Senate debates

Wednesday, 17 June 2009

Fair Work (State Referral and Consequential and Other Amendments) Bill 2009; Fair Work (Transitional Provisions and Consequential Amendments) Bill 2009

In Committee

11:39 am

Photo of Eric AbetzEric Abetz (Tasmania, Liberal Party, Deputy Leader of the Opposition in the Senate) Share this | Hansard source

With great respect: I do not know if the minister was reading from briefing notes, but I would invite him to listen to what was actually said and have a look at exactly what the amendment is. To suggest that this would entrench state awards for five years is completely fallacious. It is wrong. I said in my introductory comments in support of the amendment that it would be up to the AIRC to phase out—and I even gave the example of the mining sector, which might not even want any transition period—but that there should be flexibility. So to say that this would be entrenching it for five years is patently wrong. I do not know where the minister got that idea from.

Further, to suggest that we would be pulling the rug out from under the AIRC—I think that was the term used by the minister—is also patently wrong. I said in my comments—and the amendment will bear it out—that the AIRC may phase out state based differences over any period it sees fit, with the default period being five years. In other words, the AIRC would be empowered. That is hardly pulling the rug out from underneath it. So the two reasons the minister tried to give in opposing this amendment have fallen flat. Undoubtedly he will come up with another reason, because the idea of flexibility is something that Labor clearly have an ideological difficulty with.

Given the propensity of the minister to quote, I quote the Australian Chamber of Commerce and Industry, who said on 11 June:

The Government’s award modernisation process should not come at the expense of increasing employers’ costs or introducing new or additional inflexibilities. If it does, the Government should have no hesitation in directing the tribunal to have another go.

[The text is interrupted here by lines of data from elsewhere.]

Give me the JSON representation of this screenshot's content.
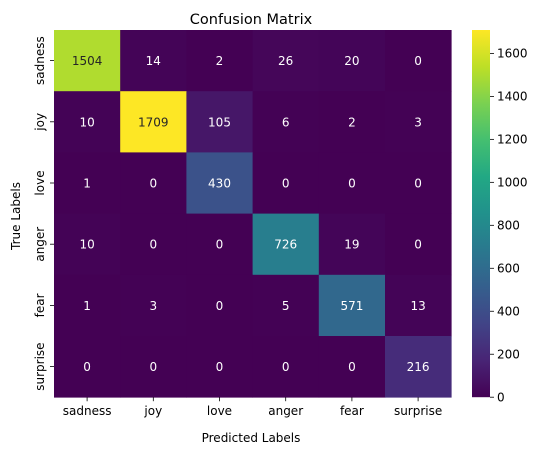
{
  "chart_data": {
    "type": "heatmap",
    "title": "Confusion Matrix",
    "xlabel": "Predicted Labels",
    "ylabel": "True Labels",
    "x_categories": [
      "sadness",
      "joy",
      "love",
      "anger",
      "fear",
      "surprise"
    ],
    "y_categories": [
      "sadness",
      "joy",
      "love",
      "anger",
      "fear",
      "surprise"
    ],
    "values": [
      [
        1504,
        14,
        2,
        26,
        20,
        0
      ],
      [
        10,
        1709,
        105,
        6,
        2,
        3
      ],
      [
        1,
        0,
        430,
        0,
        0,
        0
      ],
      [
        10,
        0,
        0,
        726,
        19,
        0
      ],
      [
        1,
        3,
        0,
        5,
        571,
        13
      ],
      [
        0,
        0,
        0,
        0,
        0,
        216
      ]
    ],
    "colormap": "viridis",
    "color_range": [
      0,
      1709
    ],
    "colorbar_ticks": [
      0,
      200,
      400,
      600,
      800,
      1000,
      1200,
      1400,
      1600
    ],
    "colorbar_tick_labels": [
      "0",
      "200",
      "400",
      "600",
      "800",
      "1000",
      "1200",
      "1400",
      "1600"
    ],
    "annotations": true
  }
}
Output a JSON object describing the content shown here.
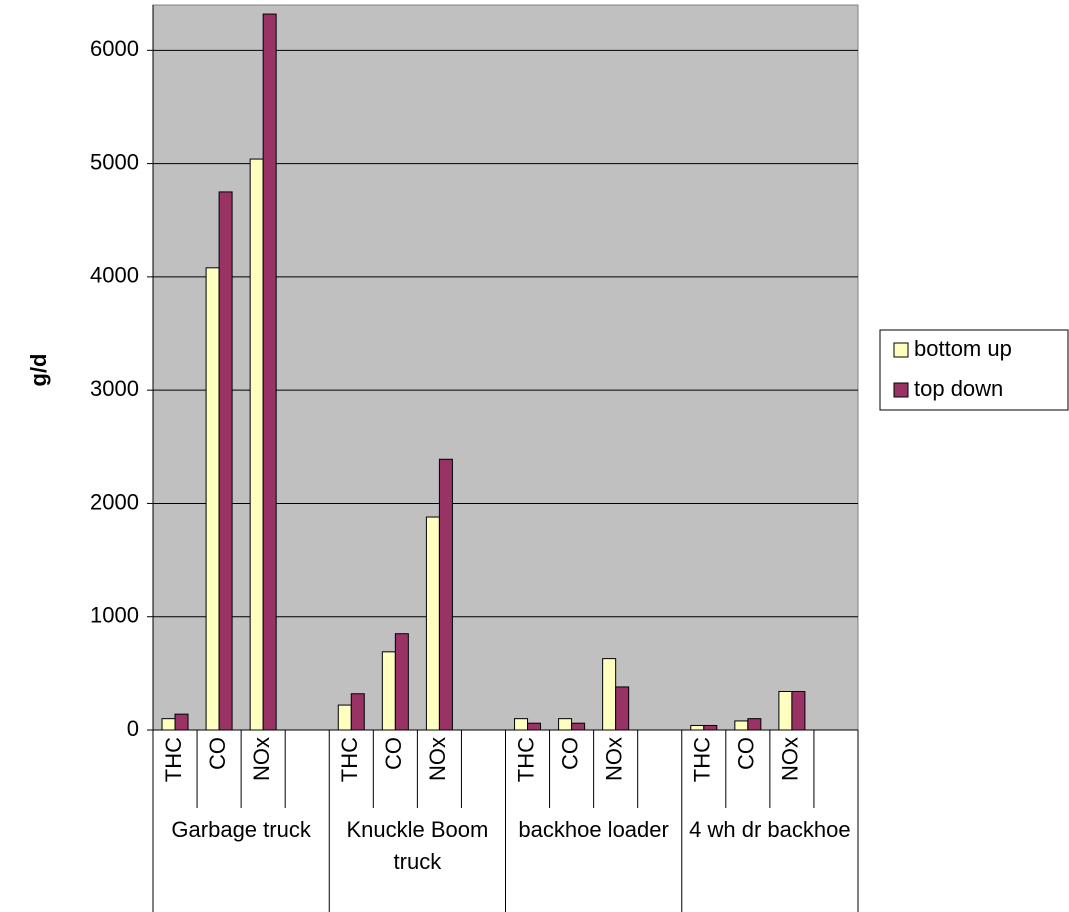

It would be a perverse outcome that employers, when faced with the alternatives, may prefer the former array of “outdated” awards.

The government’s ham-fisted approach in relation to this transition bill is unfortunately going very much to a scenario where employers will say that the outdated or ‘horse and buggy’ era of awards that the minister referred to may well be preferred to that which the Labor Party, with their usual spin, are now describing as award modernisation.